Sobibor was built to primarily ‘deal’ with the Jews from the city of Lublin and the Chelm area. Built in remote woodland near the small village of Sobibor, the camp was near to a railroad line which facilitated the work that Sobibor was meant to carry out. Sobibor was also used to house Russian prisoners-of-war. Compared to Auschwitz it was a small camp measuring just 1,300 feet by 2,000 feet.

The victims arrived by rail and were almost immediately taken to the gas chambers. In the first two months of the camp coming into use (May to June 1942), 100,000 Jews were murdered. In the summer of 1942, three new gas chambers were built to accelerate the whole process. Ironically, changes to the rail line meant that the murders all but stopped between August and September 1942. The camp re-started its work in October 1942.

Proportionate to its size, Sobibor was the smallest of the death camps in Poland, it killed many people – a total of 260,000 in the near 18 months that the camp was open. It is thought that  the whole process from arrival at Sobibor to death took no more than 3 hours.
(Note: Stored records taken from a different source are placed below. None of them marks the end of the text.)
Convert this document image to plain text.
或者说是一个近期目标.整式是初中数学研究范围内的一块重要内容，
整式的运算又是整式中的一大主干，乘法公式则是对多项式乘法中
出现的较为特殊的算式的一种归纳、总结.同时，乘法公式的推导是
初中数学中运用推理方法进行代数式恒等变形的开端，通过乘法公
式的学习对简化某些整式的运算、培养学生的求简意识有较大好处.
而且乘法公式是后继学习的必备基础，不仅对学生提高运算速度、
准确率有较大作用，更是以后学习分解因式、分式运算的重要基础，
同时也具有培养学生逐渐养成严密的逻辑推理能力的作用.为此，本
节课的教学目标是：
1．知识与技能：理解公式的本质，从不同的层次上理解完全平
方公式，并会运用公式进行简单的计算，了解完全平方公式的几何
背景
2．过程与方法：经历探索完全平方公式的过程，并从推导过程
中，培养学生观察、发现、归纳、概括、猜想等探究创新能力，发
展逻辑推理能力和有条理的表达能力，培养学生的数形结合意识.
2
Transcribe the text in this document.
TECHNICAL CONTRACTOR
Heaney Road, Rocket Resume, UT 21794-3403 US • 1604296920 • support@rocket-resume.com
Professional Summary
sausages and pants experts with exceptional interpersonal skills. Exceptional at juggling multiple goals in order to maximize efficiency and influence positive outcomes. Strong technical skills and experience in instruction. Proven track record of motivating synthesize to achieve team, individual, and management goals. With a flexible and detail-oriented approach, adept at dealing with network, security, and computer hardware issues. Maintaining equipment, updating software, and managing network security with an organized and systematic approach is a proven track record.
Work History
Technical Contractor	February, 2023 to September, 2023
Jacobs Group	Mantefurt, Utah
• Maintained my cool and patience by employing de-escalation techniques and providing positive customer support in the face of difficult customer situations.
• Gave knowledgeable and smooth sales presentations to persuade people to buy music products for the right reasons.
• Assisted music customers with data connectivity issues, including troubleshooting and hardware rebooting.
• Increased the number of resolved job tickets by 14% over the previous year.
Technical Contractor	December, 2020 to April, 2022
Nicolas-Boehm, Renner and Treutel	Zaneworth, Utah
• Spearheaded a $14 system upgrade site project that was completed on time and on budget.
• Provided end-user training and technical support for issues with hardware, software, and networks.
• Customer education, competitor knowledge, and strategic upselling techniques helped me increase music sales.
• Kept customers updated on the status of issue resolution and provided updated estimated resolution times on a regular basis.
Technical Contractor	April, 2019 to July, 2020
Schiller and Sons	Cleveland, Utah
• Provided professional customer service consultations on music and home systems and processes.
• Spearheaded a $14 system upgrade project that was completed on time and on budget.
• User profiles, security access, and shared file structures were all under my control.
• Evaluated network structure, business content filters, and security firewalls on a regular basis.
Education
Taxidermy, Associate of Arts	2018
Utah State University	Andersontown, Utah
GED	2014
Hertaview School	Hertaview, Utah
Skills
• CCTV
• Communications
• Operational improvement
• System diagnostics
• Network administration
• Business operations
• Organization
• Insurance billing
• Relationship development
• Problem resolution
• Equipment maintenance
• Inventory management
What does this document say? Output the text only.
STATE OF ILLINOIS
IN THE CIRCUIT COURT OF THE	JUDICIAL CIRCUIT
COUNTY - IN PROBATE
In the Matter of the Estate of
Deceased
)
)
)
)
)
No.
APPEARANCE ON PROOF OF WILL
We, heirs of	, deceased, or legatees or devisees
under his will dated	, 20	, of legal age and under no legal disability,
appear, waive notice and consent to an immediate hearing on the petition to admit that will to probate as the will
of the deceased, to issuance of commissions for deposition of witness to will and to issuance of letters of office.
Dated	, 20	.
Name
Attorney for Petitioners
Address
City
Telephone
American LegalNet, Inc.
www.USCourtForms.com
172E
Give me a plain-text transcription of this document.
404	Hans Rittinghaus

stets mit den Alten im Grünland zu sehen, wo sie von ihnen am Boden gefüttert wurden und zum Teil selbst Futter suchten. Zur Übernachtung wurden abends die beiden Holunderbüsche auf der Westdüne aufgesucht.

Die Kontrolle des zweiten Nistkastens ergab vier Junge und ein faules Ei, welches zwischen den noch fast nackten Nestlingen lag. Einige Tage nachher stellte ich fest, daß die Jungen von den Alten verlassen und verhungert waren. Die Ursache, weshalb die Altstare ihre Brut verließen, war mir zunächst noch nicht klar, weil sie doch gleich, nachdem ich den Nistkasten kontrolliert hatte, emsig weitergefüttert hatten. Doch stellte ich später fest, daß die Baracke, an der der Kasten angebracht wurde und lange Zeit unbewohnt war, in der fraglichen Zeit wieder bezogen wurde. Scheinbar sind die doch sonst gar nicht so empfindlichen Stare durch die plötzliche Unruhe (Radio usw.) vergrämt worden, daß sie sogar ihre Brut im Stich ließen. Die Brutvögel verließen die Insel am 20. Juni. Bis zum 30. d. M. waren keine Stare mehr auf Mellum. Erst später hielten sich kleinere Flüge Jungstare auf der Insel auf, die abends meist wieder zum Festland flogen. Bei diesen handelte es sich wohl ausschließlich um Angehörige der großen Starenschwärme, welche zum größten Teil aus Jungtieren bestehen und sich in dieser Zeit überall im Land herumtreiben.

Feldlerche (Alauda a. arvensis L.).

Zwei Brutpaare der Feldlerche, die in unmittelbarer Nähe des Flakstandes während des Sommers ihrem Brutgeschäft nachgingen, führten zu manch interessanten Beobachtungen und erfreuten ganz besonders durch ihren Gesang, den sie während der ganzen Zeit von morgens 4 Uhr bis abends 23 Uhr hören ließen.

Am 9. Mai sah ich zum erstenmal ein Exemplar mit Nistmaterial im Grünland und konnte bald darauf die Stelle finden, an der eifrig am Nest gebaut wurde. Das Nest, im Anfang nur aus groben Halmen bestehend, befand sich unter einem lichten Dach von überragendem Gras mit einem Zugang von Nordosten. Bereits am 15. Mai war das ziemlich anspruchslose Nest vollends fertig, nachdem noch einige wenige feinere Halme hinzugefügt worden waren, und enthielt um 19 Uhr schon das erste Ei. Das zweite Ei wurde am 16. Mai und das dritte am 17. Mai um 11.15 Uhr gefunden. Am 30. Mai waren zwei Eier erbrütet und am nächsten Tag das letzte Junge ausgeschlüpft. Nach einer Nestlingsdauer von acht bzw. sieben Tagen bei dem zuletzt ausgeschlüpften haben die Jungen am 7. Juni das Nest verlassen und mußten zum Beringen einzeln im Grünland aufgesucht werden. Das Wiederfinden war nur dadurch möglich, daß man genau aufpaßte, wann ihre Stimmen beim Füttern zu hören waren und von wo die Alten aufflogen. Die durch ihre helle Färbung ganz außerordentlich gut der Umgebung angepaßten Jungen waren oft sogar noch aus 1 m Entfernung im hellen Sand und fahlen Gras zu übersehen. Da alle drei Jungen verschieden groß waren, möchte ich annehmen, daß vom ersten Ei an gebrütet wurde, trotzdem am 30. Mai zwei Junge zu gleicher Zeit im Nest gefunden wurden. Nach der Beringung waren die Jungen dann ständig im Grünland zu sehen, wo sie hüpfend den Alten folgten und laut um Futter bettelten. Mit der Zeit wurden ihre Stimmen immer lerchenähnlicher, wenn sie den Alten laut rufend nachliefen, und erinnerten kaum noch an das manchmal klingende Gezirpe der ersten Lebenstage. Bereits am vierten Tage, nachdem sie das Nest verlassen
As the victims at Treblinka were to find out, Stangl was a consummate administrator.

The Roman Catholic Church in 1500
The Roman Catholic Church in 1500

Sobibor also witnessed the largest mass breakout of any of the death camps. On October 14th, 1943, two SS officers were killed by the inmates while trying on boots made by those in the camp. The dead SS men were stripped of their weapons and 300 inmates risked the barbed wire and mines that surrounded the camp to get into the nearby forests. Many were killed but some 50 got away. Tainted by this event, Sobibor was shut down in October 1943 and the whole area was planted over with trees in an effort to mask the horrors that had existed there.